…Wait, not that Hercules?
Wait, who plays Hercules? The Rock? Like, Dwayne “The Rock” Johnson? And this is a real movie that’s happening?
Goddammit.
That was essentially my thought process about Hercules when I first heard about it. It’s probably just going to be The Rock being really muscular and killing a lot of people while yelling I AM HERCULEEEESSSSSSS!! And you know what? That is exactly what it is.
Okay, the bad stuff first. The script is… oy vey. It switches back and forth between period speech—big words, long sentences, you know—and straight up jokes. Like, funny asides to the camera or other characters that are completely out of character. They’re kind of amusing the first few times, but they just keep going and going and going. Hercules also dips into overdrama a few times, specifically during the many, many flashbacks to the death of Herc’s wife and children. The close-up shots of their lifeless, blood-covered faces accompanied by dramatic drum hits and jump cuts are just too much and they feel out of place in an otherwise pretty well-shot and well-edited movie.

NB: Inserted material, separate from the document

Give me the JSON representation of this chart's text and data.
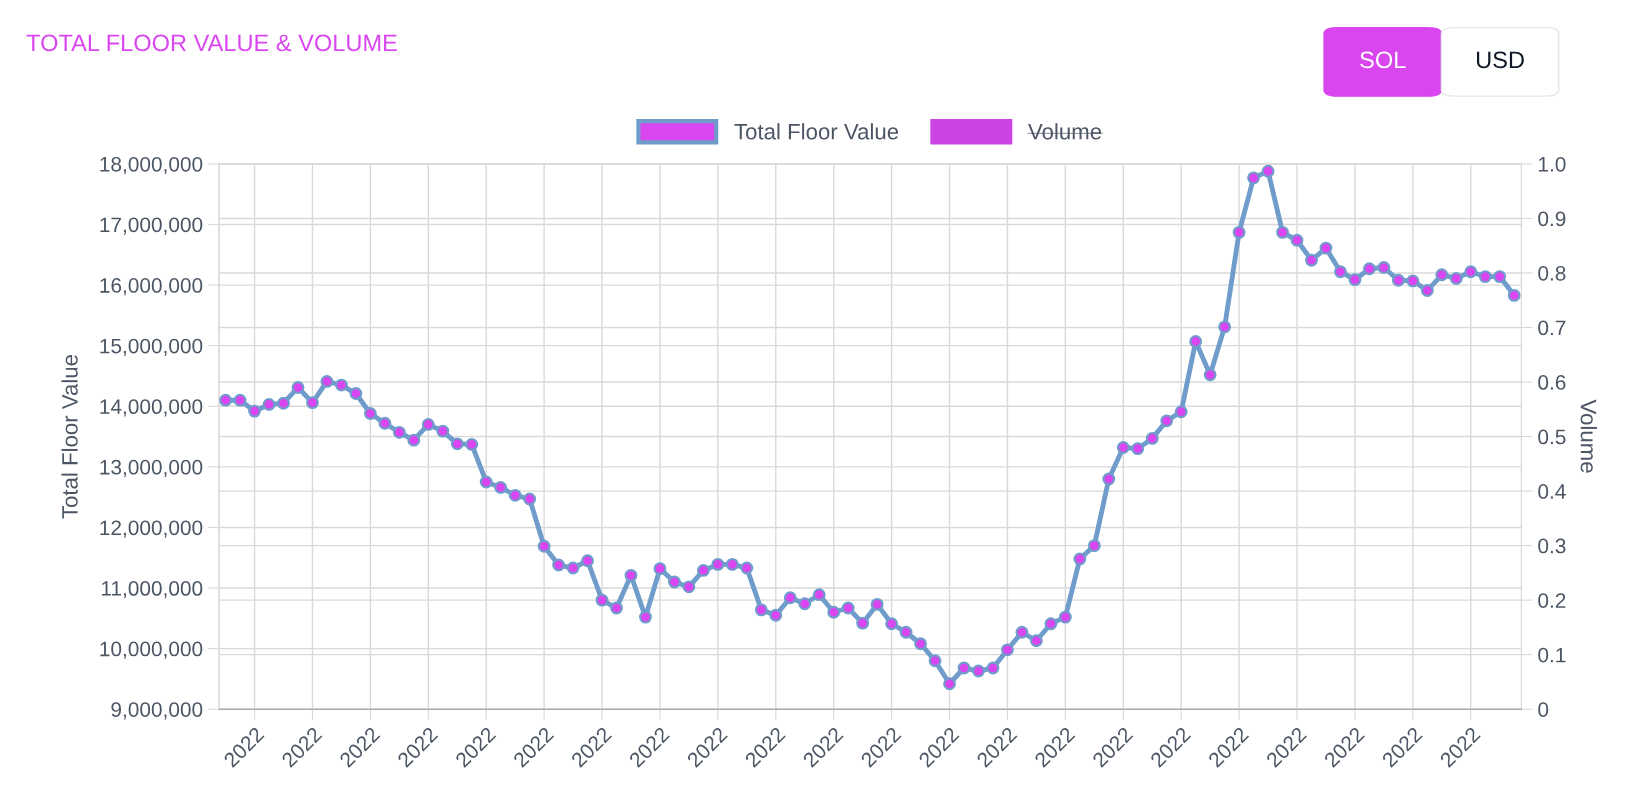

Hercules is not a 300-style blood-and-guts fest. You won’t find any slow-motion overly stylized action sequences here. Instead, the fights are epic and yet brought down to human scale, jumping around from one member of Herc’s band of mercenaries to another as they slay baddie after baddie. It’s refreshing to see actually decent battle sequences in a movie this big, especially given the rise of shaky-cam to make up for lack of choreography. Hercules also spends a lot of time humanizing the titular hero and bringing him down to human scale. It certainly helps that his crew are all well-realized and enjoyable to watch.
Instead of the ancient history action epic we’ve come to know so well over the past few years, Hercules plays out more like a mish-mash of almost every conceivable action movie cliché. Hero tormented by his past? Check. Band of misfits who have been together so long they're like family? Check. Army of civilians that need to be turned from farmers to warriors before imminent doom approaches? Rocky-style training montage? Inspirational speeches before every major battle? Check, check, and check. And yet, somehow, it kind of all works. Hercules embraces its clichés and its corniness and it makes something that's actually pretty enjoyable to watch.
I wasn't expected to be emotionally or intellectually challenged by Hercules, or for The Rock to turn in an Oscar-worthy performance. (Truth be told, he's probably the weakest part of the whole thing.) I expected to see The Rock fucking shit up, and I got that and a little extra.